There's another thing that pisses me off about the "no choice" narrative, though, and that's that it's very inconsistently and self-servingly applied.  When I came out as a gay trans man on campus, there was no shortage of people who made it clear they believed my gender identity was a choice but my sexual orientation was not.  I reunited with a gay man I went to high school with who said being a gay trans man (he didn't use those words because he is an insensitive and unintelligent man) "didn't make sense" because it meant that I "chose a life of discrimination."  By that same logic he should have transitioned to female long ago to gain access to a discrimination-free heterosexual life, but I digress.  He went on to say--and this one I am direct quoting--that being transgender "is more of a choice."

This sentiment was echoed a few weeks later when I was being interviewed for a campus newspaper article on transgender people and the reporter began a question with "Because obviously you chose this..."  Eventually we got it straightened out a bit through email, but this is something I doubt she'd have ever said to a gay man or a lesbian.  Transition is so often implied to be a way to flee gayness that it doesn't occur to people that neither sexual orientation nor gender identity are necessarily either inborn or conscious choices.

In the same way, bisexuality as well as non-traditional orientation labels get the slam of "choice" by people who would rather not have to accommodate them.

Finally, there's the issue of proof and what to do with that proof.  There is some strong evidence that certain aspects of this narrative are true for some people.  There is evidence that transsexualism might have a large neurological component.  There is evidence that homosexuality might have a prenatal hormonal component.  What we don't know is if these discoveries actually apply to everyone, or if everyone who experiences these neurological or hormonal events will necessarily wind up LGBT.  In most cases we don't even know if it's actually causation.  Am I transgender because I have masculine brain structures, or do I have masculine brain structures because I am transgender?  Fuck, do I even have masculine brain structures?  Do butch lesbians have them, too?
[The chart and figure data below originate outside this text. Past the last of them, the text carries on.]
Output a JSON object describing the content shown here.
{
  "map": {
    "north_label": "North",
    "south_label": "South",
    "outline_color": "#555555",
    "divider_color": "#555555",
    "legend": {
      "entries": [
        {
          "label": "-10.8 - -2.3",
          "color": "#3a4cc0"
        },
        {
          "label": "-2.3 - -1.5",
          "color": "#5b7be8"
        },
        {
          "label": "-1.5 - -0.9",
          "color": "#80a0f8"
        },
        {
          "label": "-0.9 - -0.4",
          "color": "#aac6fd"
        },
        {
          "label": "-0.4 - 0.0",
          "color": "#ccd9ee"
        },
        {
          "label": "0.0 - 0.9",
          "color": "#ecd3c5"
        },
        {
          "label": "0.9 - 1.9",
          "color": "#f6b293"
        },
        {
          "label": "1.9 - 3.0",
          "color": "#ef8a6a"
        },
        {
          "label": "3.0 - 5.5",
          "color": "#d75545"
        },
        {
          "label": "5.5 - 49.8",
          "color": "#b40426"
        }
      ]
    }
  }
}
If we found such a connection--for real--what would we do about it?  Would people be genetically tested so they can prevent gay babies?  Will children be put on hormone therapy who never expressed a need for it because a brain scan revealed they have similar brain structures to transsexuals?  Although I seriously doubt these things will ever happen, I consider it an important philosophical question.  Why do we need a "gay gene" or other biological cause, knowing that bigots give zero flying fucks whether we were born this way or not?